Yesterday was really fun. In the morning, my companion and I destroyed Brother Swanson in one of his favorite games. This is two weeks in a row, where usually he wins almost every time. As we drove away, we got a text from him: "Humility hurts."
It's true. Nobody in this world wants to be humble. It's just not in our nature. We are the center of the world, and we're very comfortable to have it stay that way.
That's one of my bigger problems, really. I want to have it my way, and if that means someone else gets trampled, so be it. It's hard to be humble, because that requires sacrifice.
"What, you mean that I shouldn't play soccer on Sunday because it's the Sabbath? But I want to, so I'm going to do it anyway."
"I have to obey this rule? But that's such a dumb rule! Besides, it's not really that important."
It all seems to point back to us. We put ourselves in competition with God and with our fellow man.
So what's the solution? I don't know if I've found it yet. I don't know if there is one great do-all-to-end-all pride. However, I can point out a few things that I've found helpful.
The first thing we need to do is step back. Step back from the petty cares of the world. Throw out any personal pronouns that are being used. I've always found it helpful to think not so much about who's right as what's right.

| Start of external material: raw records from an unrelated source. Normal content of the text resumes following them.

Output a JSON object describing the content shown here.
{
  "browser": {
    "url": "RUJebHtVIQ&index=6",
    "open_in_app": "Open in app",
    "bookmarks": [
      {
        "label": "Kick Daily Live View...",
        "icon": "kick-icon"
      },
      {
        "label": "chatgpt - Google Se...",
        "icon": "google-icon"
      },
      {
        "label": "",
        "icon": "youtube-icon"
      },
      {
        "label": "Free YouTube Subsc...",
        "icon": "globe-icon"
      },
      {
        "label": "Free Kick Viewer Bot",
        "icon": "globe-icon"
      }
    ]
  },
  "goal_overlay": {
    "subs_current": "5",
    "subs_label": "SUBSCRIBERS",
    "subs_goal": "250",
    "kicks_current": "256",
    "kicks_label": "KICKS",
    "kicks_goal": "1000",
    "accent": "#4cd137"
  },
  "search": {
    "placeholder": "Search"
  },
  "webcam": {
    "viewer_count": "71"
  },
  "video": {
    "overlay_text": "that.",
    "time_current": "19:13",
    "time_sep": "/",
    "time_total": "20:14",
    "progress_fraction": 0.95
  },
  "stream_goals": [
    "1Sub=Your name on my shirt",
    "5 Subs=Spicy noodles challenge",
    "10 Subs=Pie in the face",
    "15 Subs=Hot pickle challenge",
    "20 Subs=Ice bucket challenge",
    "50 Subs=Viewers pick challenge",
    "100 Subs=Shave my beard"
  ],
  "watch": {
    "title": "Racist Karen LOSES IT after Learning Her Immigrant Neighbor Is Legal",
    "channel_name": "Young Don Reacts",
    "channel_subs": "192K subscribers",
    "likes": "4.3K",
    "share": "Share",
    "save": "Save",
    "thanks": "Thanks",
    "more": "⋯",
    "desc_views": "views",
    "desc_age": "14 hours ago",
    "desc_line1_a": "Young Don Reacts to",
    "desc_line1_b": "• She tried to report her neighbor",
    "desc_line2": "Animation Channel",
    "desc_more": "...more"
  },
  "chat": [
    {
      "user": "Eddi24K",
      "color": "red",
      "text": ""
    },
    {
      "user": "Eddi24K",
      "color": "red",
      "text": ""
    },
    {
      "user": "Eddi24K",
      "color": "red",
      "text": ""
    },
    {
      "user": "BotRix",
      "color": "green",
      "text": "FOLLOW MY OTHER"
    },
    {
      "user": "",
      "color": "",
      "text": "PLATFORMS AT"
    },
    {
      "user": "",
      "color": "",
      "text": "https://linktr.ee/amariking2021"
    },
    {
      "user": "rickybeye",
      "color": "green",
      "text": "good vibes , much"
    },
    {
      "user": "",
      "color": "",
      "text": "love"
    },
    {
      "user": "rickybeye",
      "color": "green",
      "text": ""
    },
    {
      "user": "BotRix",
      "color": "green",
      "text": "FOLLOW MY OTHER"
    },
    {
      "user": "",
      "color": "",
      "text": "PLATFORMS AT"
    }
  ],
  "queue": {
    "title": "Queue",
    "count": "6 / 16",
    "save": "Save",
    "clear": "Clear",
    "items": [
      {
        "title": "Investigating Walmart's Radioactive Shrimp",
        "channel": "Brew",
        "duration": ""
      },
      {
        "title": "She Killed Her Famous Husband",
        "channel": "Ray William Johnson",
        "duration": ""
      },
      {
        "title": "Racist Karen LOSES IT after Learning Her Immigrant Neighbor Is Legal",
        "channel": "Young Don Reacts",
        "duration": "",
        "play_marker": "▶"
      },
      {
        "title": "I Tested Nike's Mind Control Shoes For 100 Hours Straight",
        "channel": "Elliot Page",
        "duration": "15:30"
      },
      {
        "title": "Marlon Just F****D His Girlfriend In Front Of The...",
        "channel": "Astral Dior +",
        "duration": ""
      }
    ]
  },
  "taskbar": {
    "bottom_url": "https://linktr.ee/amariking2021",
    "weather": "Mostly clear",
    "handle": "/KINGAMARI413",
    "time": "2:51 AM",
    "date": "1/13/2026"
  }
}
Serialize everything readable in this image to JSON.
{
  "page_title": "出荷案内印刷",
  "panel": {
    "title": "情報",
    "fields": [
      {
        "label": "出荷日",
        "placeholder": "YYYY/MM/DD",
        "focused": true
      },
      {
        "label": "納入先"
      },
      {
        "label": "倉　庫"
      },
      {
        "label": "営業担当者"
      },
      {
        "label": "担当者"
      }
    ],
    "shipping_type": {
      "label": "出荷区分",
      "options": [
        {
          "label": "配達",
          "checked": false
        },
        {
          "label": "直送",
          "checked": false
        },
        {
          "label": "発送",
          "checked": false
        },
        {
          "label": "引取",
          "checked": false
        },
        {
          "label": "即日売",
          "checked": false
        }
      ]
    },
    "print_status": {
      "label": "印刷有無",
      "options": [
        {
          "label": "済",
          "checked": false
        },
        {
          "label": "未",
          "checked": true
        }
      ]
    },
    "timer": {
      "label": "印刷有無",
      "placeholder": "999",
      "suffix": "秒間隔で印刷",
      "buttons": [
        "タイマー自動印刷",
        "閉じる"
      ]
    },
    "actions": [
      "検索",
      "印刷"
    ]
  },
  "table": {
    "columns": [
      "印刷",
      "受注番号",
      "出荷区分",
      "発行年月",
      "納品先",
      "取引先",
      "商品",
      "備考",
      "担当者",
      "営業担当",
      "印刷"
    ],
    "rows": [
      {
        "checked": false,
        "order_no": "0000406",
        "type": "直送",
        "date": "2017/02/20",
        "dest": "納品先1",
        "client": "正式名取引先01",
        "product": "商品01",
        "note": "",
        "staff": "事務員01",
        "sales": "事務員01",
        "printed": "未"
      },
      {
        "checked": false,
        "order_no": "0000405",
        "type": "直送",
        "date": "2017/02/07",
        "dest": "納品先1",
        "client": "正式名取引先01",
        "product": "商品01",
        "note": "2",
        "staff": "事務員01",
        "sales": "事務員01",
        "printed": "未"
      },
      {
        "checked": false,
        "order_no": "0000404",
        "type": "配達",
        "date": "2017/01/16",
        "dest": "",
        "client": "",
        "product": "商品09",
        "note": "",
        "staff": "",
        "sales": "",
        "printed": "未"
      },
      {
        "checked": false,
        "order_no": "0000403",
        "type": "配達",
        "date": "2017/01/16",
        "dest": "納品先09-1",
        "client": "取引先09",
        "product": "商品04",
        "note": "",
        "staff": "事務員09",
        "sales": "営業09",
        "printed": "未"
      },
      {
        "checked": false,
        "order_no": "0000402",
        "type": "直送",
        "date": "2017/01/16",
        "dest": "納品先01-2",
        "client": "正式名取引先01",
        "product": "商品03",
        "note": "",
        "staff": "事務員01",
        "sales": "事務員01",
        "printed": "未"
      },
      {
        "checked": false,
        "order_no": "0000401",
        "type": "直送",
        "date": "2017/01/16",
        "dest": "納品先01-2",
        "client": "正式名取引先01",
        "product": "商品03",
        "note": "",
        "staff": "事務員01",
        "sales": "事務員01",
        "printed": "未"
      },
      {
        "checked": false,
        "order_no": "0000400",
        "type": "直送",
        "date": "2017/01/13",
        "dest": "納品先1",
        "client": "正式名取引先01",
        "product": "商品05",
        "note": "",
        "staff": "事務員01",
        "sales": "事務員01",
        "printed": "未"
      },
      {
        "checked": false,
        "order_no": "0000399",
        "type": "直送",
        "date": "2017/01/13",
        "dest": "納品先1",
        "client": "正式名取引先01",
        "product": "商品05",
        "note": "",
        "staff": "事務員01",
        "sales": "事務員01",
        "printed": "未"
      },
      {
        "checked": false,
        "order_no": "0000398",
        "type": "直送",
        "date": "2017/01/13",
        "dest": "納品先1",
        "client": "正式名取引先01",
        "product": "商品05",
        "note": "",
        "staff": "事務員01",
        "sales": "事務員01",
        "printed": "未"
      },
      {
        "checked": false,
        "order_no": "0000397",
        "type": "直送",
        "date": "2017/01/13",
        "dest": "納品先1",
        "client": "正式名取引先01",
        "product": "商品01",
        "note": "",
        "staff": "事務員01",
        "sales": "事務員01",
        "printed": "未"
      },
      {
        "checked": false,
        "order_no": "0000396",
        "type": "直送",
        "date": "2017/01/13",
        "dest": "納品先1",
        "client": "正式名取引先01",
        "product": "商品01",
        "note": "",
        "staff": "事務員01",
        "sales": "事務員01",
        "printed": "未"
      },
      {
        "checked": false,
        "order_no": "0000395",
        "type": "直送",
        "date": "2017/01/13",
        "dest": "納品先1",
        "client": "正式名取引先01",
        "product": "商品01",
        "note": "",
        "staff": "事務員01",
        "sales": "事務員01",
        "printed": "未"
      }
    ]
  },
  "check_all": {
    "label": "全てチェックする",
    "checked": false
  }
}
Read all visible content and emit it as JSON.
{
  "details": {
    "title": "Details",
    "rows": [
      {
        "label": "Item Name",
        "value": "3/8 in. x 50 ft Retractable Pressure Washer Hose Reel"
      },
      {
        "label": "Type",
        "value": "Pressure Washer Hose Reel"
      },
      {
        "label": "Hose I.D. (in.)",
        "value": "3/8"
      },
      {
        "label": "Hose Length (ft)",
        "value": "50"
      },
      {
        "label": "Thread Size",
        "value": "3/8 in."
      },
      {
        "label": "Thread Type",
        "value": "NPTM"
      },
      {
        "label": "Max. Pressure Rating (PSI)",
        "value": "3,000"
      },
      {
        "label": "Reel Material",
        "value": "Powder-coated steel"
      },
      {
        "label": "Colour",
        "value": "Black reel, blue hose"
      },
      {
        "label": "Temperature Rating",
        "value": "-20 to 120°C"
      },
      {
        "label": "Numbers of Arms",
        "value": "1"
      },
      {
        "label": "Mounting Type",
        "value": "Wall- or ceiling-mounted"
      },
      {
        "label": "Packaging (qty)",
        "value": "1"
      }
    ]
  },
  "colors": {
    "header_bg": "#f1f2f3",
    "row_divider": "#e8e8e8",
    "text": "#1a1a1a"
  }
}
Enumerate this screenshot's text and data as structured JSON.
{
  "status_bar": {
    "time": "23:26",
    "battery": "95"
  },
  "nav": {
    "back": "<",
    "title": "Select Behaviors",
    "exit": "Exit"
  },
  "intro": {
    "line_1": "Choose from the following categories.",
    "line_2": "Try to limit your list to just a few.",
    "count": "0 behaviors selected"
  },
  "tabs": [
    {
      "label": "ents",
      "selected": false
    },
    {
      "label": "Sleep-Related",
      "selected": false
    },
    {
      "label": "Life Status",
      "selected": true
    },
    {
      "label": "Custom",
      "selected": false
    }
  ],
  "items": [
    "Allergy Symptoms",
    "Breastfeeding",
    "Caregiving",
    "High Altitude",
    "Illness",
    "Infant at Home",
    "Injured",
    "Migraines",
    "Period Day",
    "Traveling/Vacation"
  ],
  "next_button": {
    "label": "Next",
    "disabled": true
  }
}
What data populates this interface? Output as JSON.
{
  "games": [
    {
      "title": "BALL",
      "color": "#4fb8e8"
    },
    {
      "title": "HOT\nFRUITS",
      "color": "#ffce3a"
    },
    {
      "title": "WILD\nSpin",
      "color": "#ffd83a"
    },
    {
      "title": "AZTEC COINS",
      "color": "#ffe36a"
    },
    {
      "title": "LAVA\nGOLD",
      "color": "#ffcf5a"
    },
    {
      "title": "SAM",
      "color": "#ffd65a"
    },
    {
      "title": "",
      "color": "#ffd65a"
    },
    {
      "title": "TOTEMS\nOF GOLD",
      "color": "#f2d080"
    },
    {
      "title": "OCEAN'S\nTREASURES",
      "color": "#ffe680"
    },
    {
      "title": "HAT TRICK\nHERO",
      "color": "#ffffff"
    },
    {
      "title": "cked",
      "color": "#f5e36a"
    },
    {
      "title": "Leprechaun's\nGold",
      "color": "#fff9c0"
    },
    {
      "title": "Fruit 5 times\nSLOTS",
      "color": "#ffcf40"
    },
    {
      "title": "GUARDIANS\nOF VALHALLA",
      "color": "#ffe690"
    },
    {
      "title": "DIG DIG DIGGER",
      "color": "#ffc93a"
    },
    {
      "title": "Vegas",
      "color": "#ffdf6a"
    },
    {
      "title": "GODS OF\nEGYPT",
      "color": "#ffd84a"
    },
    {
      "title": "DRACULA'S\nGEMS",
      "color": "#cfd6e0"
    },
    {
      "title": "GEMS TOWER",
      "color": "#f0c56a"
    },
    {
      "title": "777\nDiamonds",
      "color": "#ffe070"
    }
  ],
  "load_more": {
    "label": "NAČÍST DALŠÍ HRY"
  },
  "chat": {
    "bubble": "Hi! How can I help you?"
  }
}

Often, when I've been using the computer for a long time, I have to use the 20-20 rule. For every twenty minutes I spent basking in the light of the monitor, I spend twenty seconds looking at something far away. If I don't do this, I get an excruciating headache. It's the same thing with life. Occasionally, we have to step back from our perception of life--the few pixels that we see--to see things how God sees them--the whole world. If we can just get away from ourselves, we can learn better who we are. Once that happens, we realize just how few things we can do without Jesus Christ.
Believe it or not, I am a very forgetful person. I don't do names or faces, and I probably couldn't tell you what I was doing three days ago. That's why I find it so helpful to use a little book where I write important information, spanish words I'm learning, appointments, people I need to call, etc. If I don't have that, I cannot function.
As human beings, we are naturally forgetful. (I'm not trying to excuse myself, I'm just saying what I'm seeing.) What child has never called home and told a fretful parent to please come quick, because the permission slip that they've had in their backpack for two weeks is now due, still unsigned? When the parent asks why the child didn't ask them to sign the sheet, the child replies, "I forgot." (That happened to me about a dozen times. My mom must be a saint, because she always came.)
The only way that we're going to remember who we truly are is to dwell on it often. We do that through prayer, studying the scriptures, and going to church. I cannot state how important that is. If we do not remember, we do not do. And if we do not do, why are we here?
This is difficult part. We know what we want, and we want it now. (This is another manifestation of pride.) If we just have faith in God, we know that everything else will come. We're willing to wait on someone that we've never really seen. We know that if we do our part, God will do his.
I'm still learning. I'm a novice, a n00b in internet terms. I have a long road ahead of me, but I'm going to press forward with faith. I hope this has helped you.